Os dados revelaram que 61% dos clientes acima dos 60 anos utilizam pacotes de dados. Isso pode ser atribuído pela popularização da internet via celular, bem como pelo crescimento do uso dos smartphones. O levantamento ainda aponta que as mulheres, quando o assunto é quem usa mais a internet, têm vantagem – 63% delas usam dados.

A pesquisa também levou em consideração onde estão os idosos mais conectados do País. Os “vovôs” e vovós” do Rio de Janeiro e da capital paulista são os maiores fãs da internet com, respectivamente, 72% e 71% das conexões brasileiras. Outro dado interesse é que quase a metade das pessoas acima de 60 anos moradoras da região Nordeste utilizam a grande rede.

Curtidas e bate-papo pelo “zap”

Quando o quesito é sobre o que acessam na internet, as redes sociais são os grandes destaques, seguidos pelos apps de comunicação e os de serviços de streaming de vídeo. Se somados, estes três primeiros itens configuram 55% dos aplicativos mais utilizados pela geração 6.0.

Os aplicativos para relacionamento, jogos e alimentação já aparecem como sendo alguns já buscados, mas ainda não despertaram interesse por parte deste público, com somente 1% de utilização pela base de clientes.

O Facebook é o aplicativo mais utilizado por quem tem 60 anos ou mais. A plataforma foi apontada por 97,3% e só fica na frente do WhatsApp (97,1%). O Youtube também se destaca e está na terceira posição de aplicativos mais acessados, com 95,1%.

Animais de estimação também ajudam

Muitos estudos indicam que os animais de estimação podem trazer diversos benefícios para os humanos. Na terceira idade, porém, as vantagens de conviver com um pet são ainda maiores. A falta de uma ocupação diária e muitas vezes a solidão, faz com que os idosos não sintam-se motivados a se exercitar, manter os cuidados com a casa e até a manterem vínculos sociais. A responsabilidade de cuidar de um animalzinho e o carinho e companhia que ele traz, tem se mostrado como um ótimo remédio, ou ao menos, ótima vitamina para tantos avós e avôs.

Uma pesquisa publicada no National Center for Biotechnology Information, indicou que os idosos que têm um animal em casa apresentam maior bem-estar psicológico e físico. Além disso, dois terços das pessoas na terceira idade consideraram os animais como seus “melhores amigos” e “razão para se levantar de manhã”, e setenta e cinco por cento consideraram sua saúde “excelente” com os pets.

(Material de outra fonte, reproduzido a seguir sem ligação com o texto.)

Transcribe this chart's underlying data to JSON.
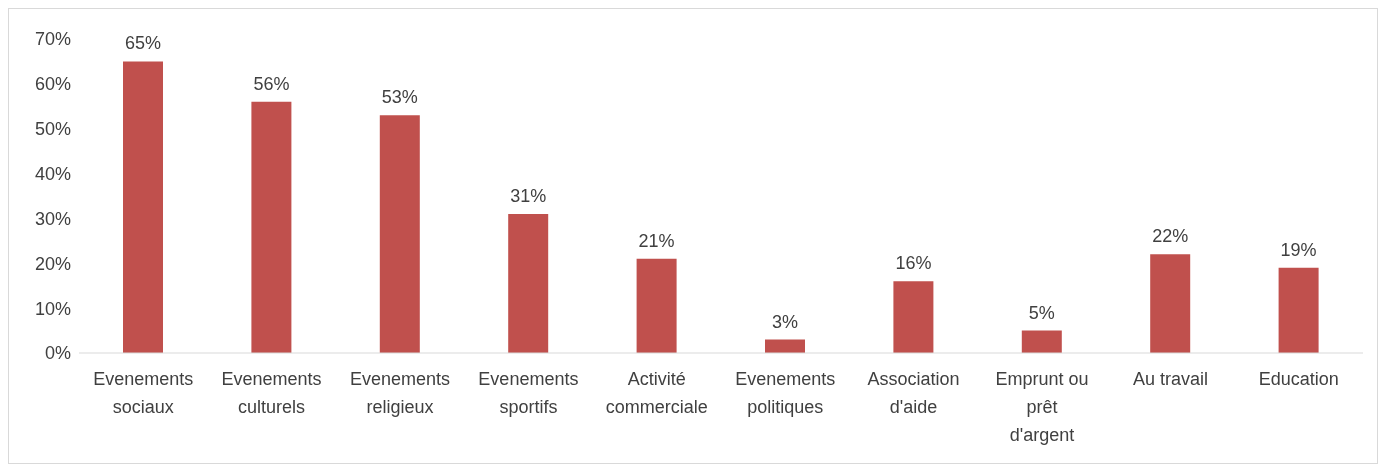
{
  "chart_data": {
    "type": "bar",
    "categories": [
      "Evenements sociaux",
      "Evenements culturels",
      "Evenements religieux",
      "Evenements sportifs",
      "Activité commerciale",
      "Evenements politiques",
      "Association d'aide",
      "Emprunt ou prêt d'argent",
      "Au travail",
      "Education"
    ],
    "values": [
      65,
      56,
      53,
      31,
      21,
      3,
      16,
      5,
      22,
      19
    ],
    "value_labels": [
      "65%",
      "56%",
      "53%",
      "31%",
      "21%",
      "3%",
      "16%",
      "5%",
      "22%",
      "19%"
    ],
    "color": "#c0504d",
    "ylim": [
      0,
      70
    ],
    "yticks": [
      {
        "value": 0,
        "label": "0%"
      },
      {
        "value": 10,
        "label": "10%"
      },
      {
        "value": 20,
        "label": "20%"
      },
      {
        "value": 30,
        "label": "30%"
      },
      {
        "value": 40,
        "label": "40%"
      },
      {
        "value": 50,
        "label": "50%"
      },
      {
        "value": 60,
        "label": "60%"
      },
      {
        "value": 70,
        "label": "70%"
      }
    ],
    "grid": false,
    "legend": false
  }
}
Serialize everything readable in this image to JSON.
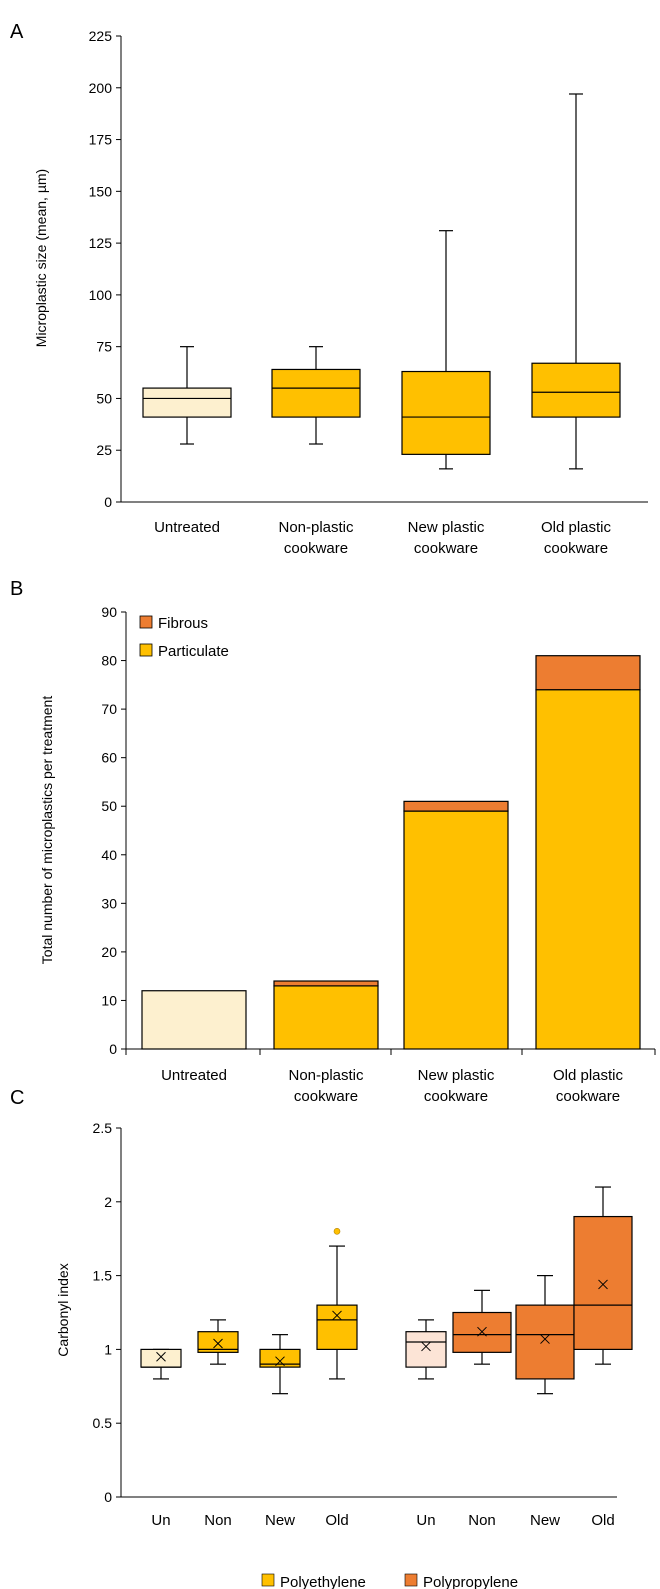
{
  "colors": {
    "untreated_light": "#fdf0cf",
    "polyethylene": "#ffc000",
    "polypropylene": "#ed7d31",
    "pp_untreated_light": "#fce4d6",
    "outline": "#000000"
  },
  "chart_data": [
    {
      "panel": "A",
      "type": "box",
      "ylabel": "Microplastic size (mean, µm)",
      "ylim": [
        0,
        225
      ],
      "yticks": [
        0,
        25,
        50,
        75,
        100,
        125,
        150,
        175,
        200,
        225
      ],
      "categories": [
        "Untreated",
        "Non-plastic cookware",
        "New plastic cookware",
        "Old plastic cookware"
      ],
      "category_lines": [
        [
          "Untreated"
        ],
        [
          "Non-plastic",
          "cookware"
        ],
        [
          "New plastic",
          "cookware"
        ],
        [
          "Old plastic",
          "cookware"
        ]
      ],
      "boxes": [
        {
          "min": 28,
          "q1": 41,
          "median": 50,
          "q3": 55,
          "max": 75
        },
        {
          "min": 28,
          "q1": 41,
          "median": 55,
          "q3": 64,
          "max": 75
        },
        {
          "min": 16,
          "q1": 23,
          "median": 41,
          "q3": 63,
          "max": 131
        },
        {
          "min": 16,
          "q1": 41,
          "median": 53,
          "q3": 67,
          "max": 197
        }
      ]
    },
    {
      "panel": "B",
      "type": "stacked-bar",
      "ylabel": "Total number of microplastics per treatment",
      "ylim": [
        0,
        90
      ],
      "yticks": [
        0,
        10,
        20,
        30,
        40,
        50,
        60,
        70,
        80,
        90
      ],
      "categories": [
        "Untreated",
        "Non-plastic cookware",
        "New plastic cookware",
        "Old plastic cookware"
      ],
      "category_lines": [
        [
          "Untreated"
        ],
        [
          "Non-plastic",
          "cookware"
        ],
        [
          "New plastic",
          "cookware"
        ],
        [
          "Old plastic",
          "cookware"
        ]
      ],
      "series": [
        {
          "name": "Particulate",
          "values": [
            12,
            13,
            49,
            74
          ]
        },
        {
          "name": "Fibrous",
          "values": [
            0,
            1,
            2,
            7
          ]
        }
      ],
      "legend": [
        "Fibrous",
        "Particulate"
      ],
      "legend_position": "top-left"
    },
    {
      "panel": "C",
      "type": "box",
      "ylabel": "Carbonyl index",
      "ylim": [
        0,
        2.5
      ],
      "yticks": [
        "0",
        "0.5",
        "1",
        "1.5",
        "2",
        "2.5"
      ],
      "categories": [
        "Un",
        "Non",
        "New",
        "Old",
        "Un",
        "Non",
        "New",
        "Old"
      ],
      "groups": [
        {
          "name": "Polyethylene",
          "boxes": [
            {
              "min": 0.8,
              "q1": 0.88,
              "median": 0.88,
              "q3": 1.0,
              "max": 1.0,
              "mean": 0.95
            },
            {
              "min": 0.9,
              "q1": 0.98,
              "median": 1.0,
              "q3": 1.12,
              "max": 1.2,
              "mean": 1.04
            },
            {
              "min": 0.7,
              "q1": 0.88,
              "median": 0.9,
              "q3": 1.0,
              "max": 1.1,
              "mean": 0.92
            },
            {
              "min": 0.8,
              "q1": 1.0,
              "median": 1.2,
              "q3": 1.3,
              "max": 1.7,
              "mean": 1.23,
              "outliers": [
                1.8
              ]
            }
          ]
        },
        {
          "name": "Polypropylene",
          "boxes": [
            {
              "min": 0.8,
              "q1": 0.88,
              "median": 1.05,
              "q3": 1.12,
              "max": 1.2,
              "mean": 1.02
            },
            {
              "min": 0.9,
              "q1": 0.98,
              "median": 1.1,
              "q3": 1.25,
              "max": 1.4,
              "mean": 1.12
            },
            {
              "min": 0.7,
              "q1": 0.8,
              "median": 1.1,
              "q3": 1.3,
              "max": 1.5,
              "mean": 1.07
            },
            {
              "min": 0.9,
              "q1": 1.0,
              "median": 1.3,
              "q3": 1.9,
              "max": 2.1,
              "mean": 1.44
            }
          ]
        }
      ],
      "legend": [
        "Polyethylene",
        "Polypropylene"
      ],
      "legend_position": "bottom"
    }
  ]
}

Tuo isso porque eles podem ajudar a diminuir o estresse, depressão, mau humor, insônia, falta de apetite e dor.

Carolina Rocha, médica veterinária e fundadora da Pet Anjo, plataforma de plataforma que oferece Dog Walker, Pet Sitter e Hospedagem Familiar, lembra a importância dos idosos possuírem um animal de estimação. Além disso, dá dicas de como promover esse convívio.

Saúde Física
Adultos com mais de 65 anos precisam de pelo menos, uma vez por semana, duas horas de atividades físicas. Com os bichinhos, os idosos têm uma justificativa para realizá-las, o que inclui passear e caminhar com o cão, e acompanhado a atividade se torna mais agradável. Além disso, as brincadeiras sempre deixam o dono em movimento constantemente.

Qual animal escolher?
É importante que o animal não traga preocupações e dores de cabeça para o idoso, por isso, é necessário analisar as características e saúde do bichinho.

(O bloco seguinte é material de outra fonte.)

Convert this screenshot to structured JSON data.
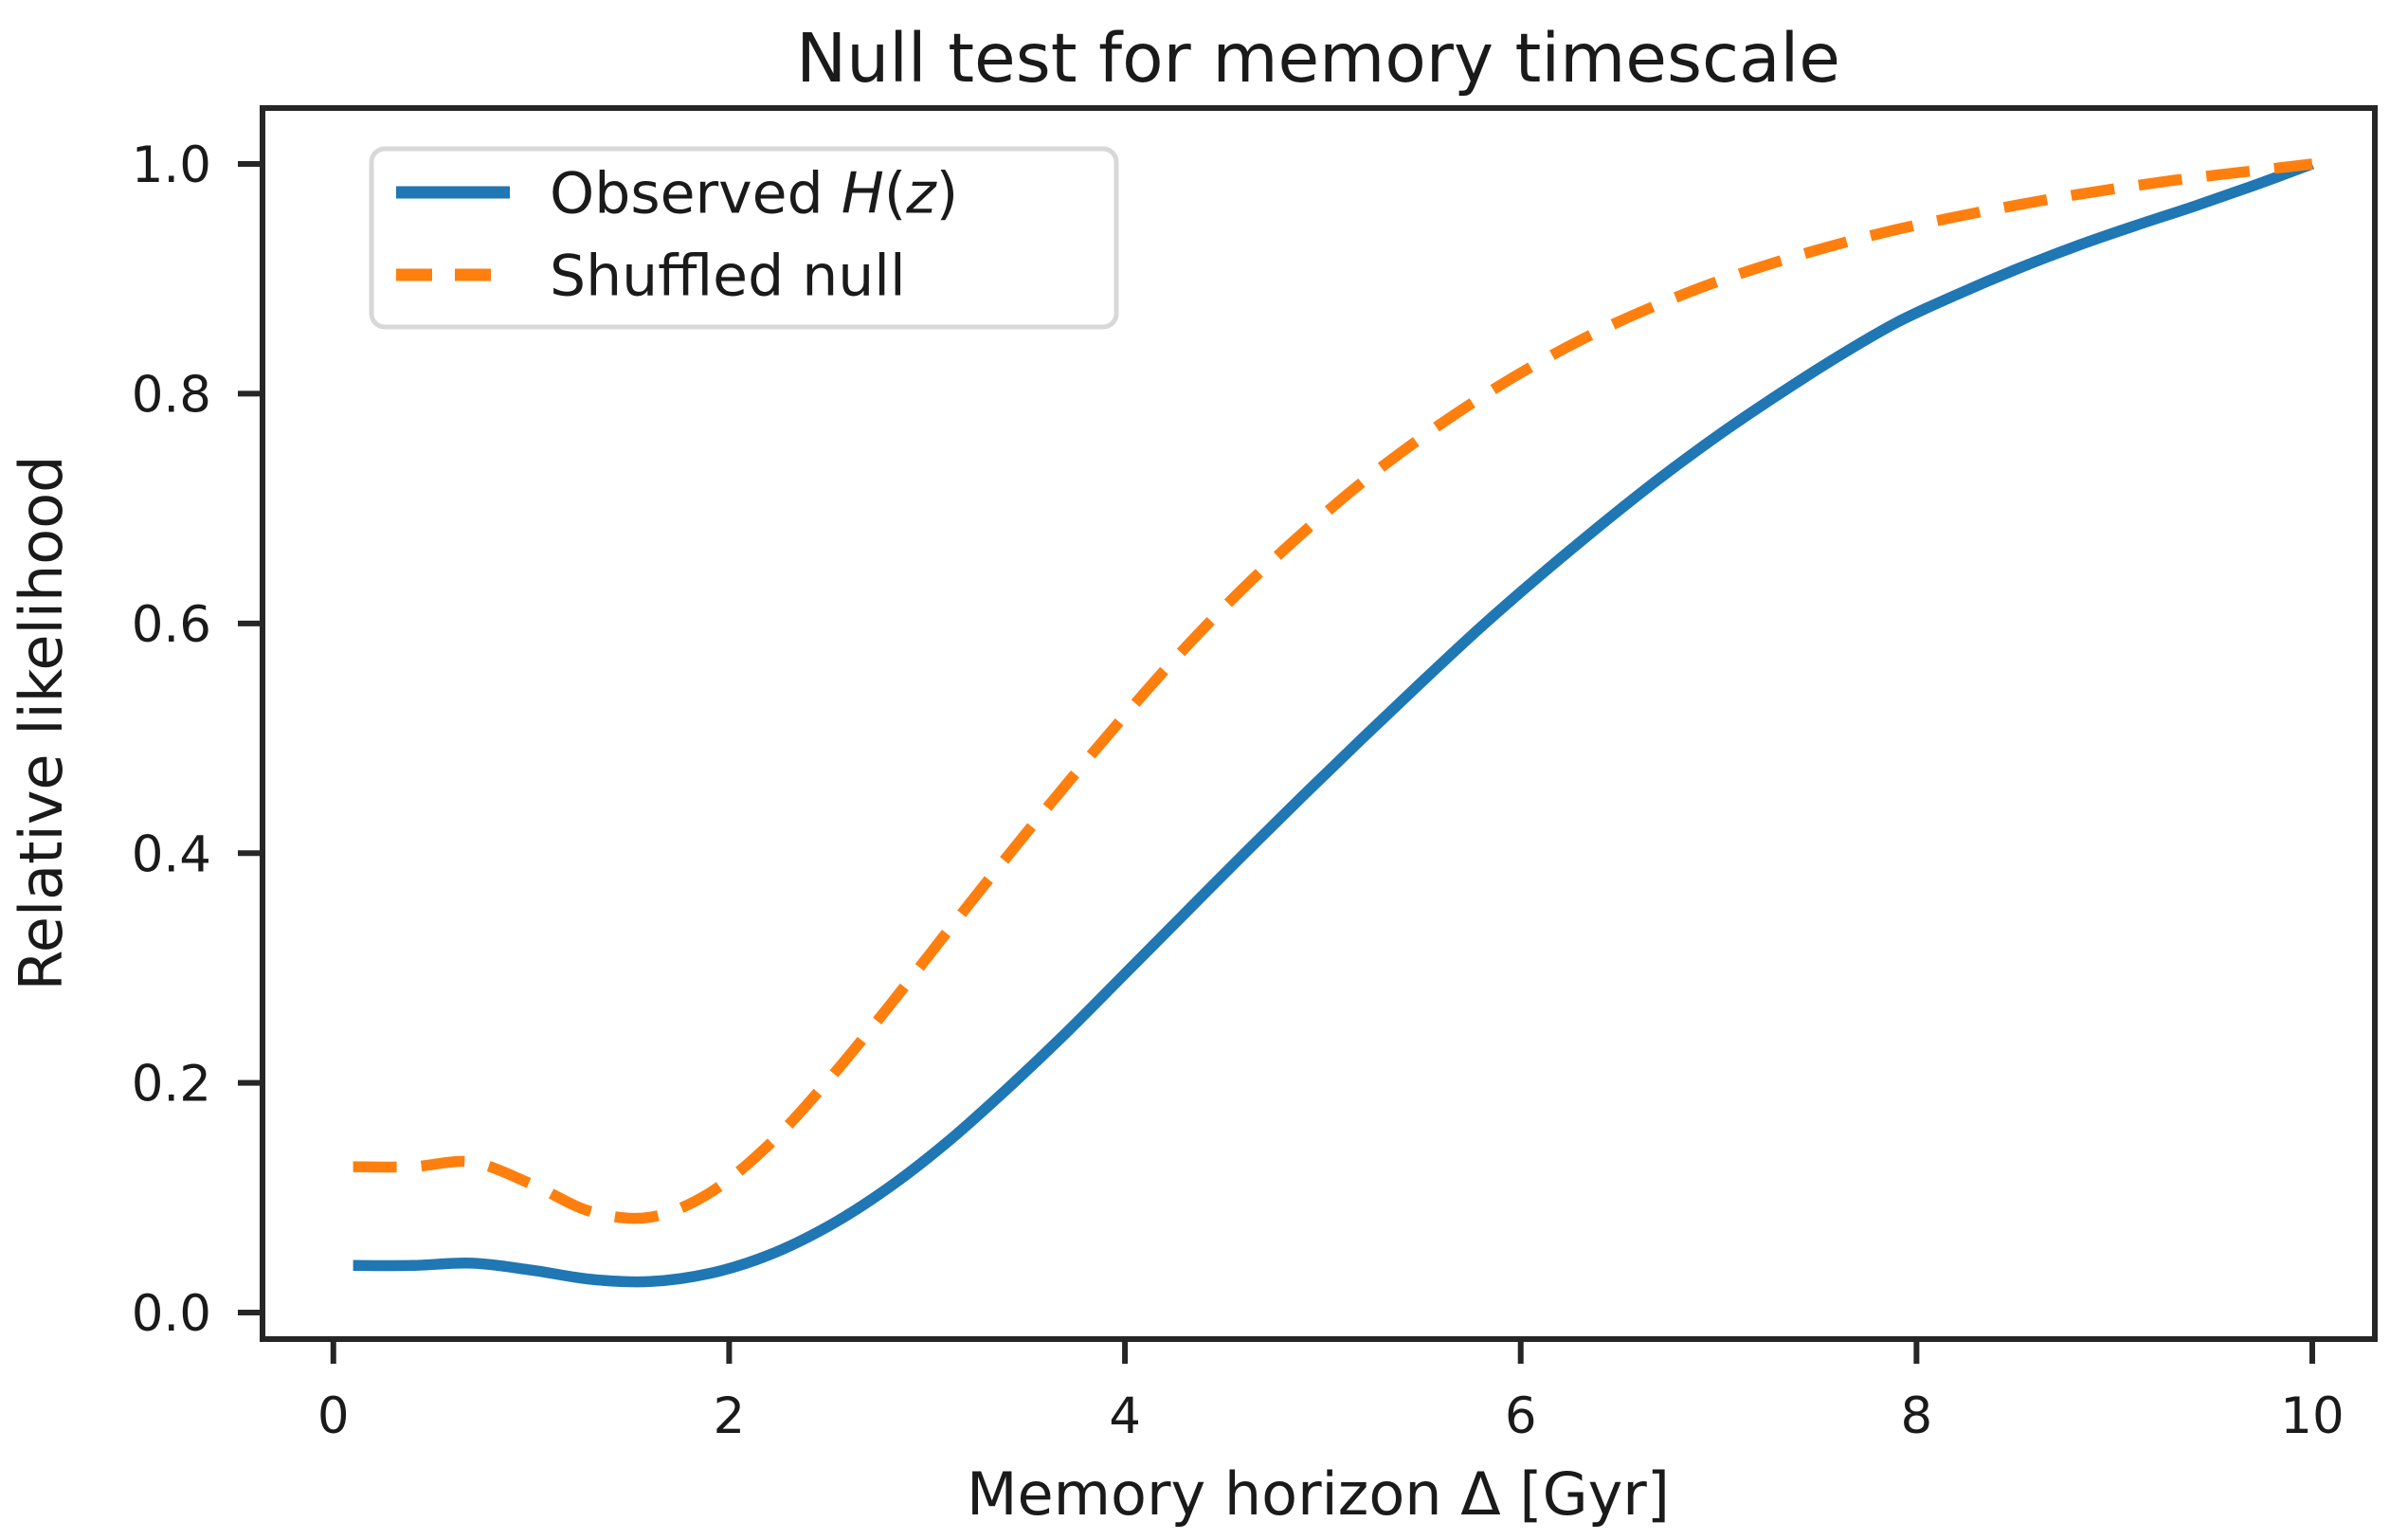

  • O ideal é escolher um animal adulto, já que possuem a personalidade mais desenvolvida e tem menos chances de apresentar comportamentos mais agitados, como destruição de objetos, incômodos causados por filhotes. Além do mais, a iniciativa estimula a adoção daqueles animais que poucas chances têm em ser adotado.

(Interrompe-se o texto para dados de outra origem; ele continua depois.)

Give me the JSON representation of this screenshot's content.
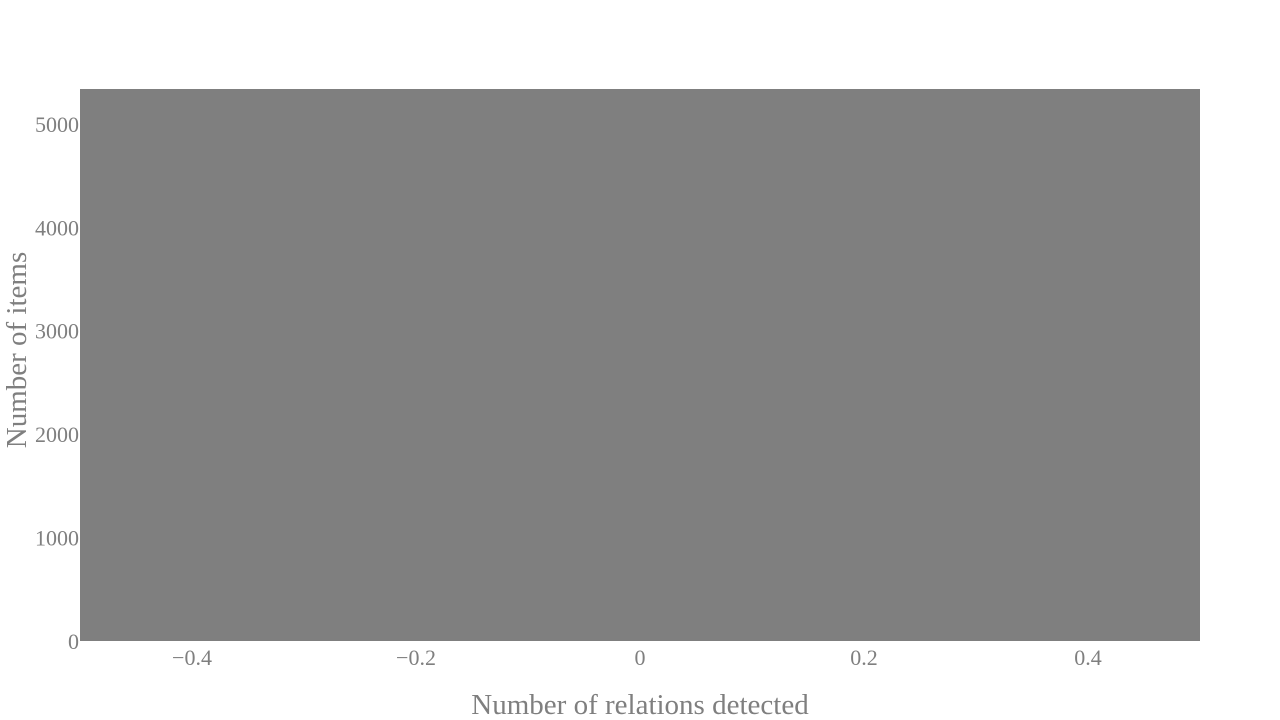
{
  "chart_data": {
    "type": "bar",
    "title": "",
    "xlabel": "Number of relations detected",
    "ylabel": "Number of items",
    "x": [
      0
    ],
    "values": [
      5337
    ],
    "bar_width": 1,
    "xlim": [
      -0.5,
      0.5
    ],
    "ylim": [
      0,
      5337
    ],
    "x_ticks": [
      -0.4,
      -0.2,
      0,
      0.2,
      0.4
    ],
    "x_tick_labels": [
      "−0.4",
      "−0.2",
      "0",
      "0.2",
      "0.4"
    ],
    "y_ticks": [
      0,
      1000,
      2000,
      3000,
      4000,
      5000
    ],
    "y_tick_labels": [
      "0",
      "1000",
      "2000",
      "3000",
      "4000",
      "5000"
    ],
    "grid": false,
    "legend": "none",
    "colors": {
      "bar": "#7f7f7f",
      "text": "#7f7f7f",
      "background": "#ffffff"
    }
  }
}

  • O tamanho é importante. O recomendado um animal de pequeno e médio porte para que não leve a acidentes devido à força

  • Em relação às raças, é recomendado um animal sem raça definida, o “vira lata”, já que tende a ser muito afetuoso e ter menos problemas de saúde. Em uma ONG ou abrigo, o responsável poderá indicar qual personalidade lá se dará bem com o idoso.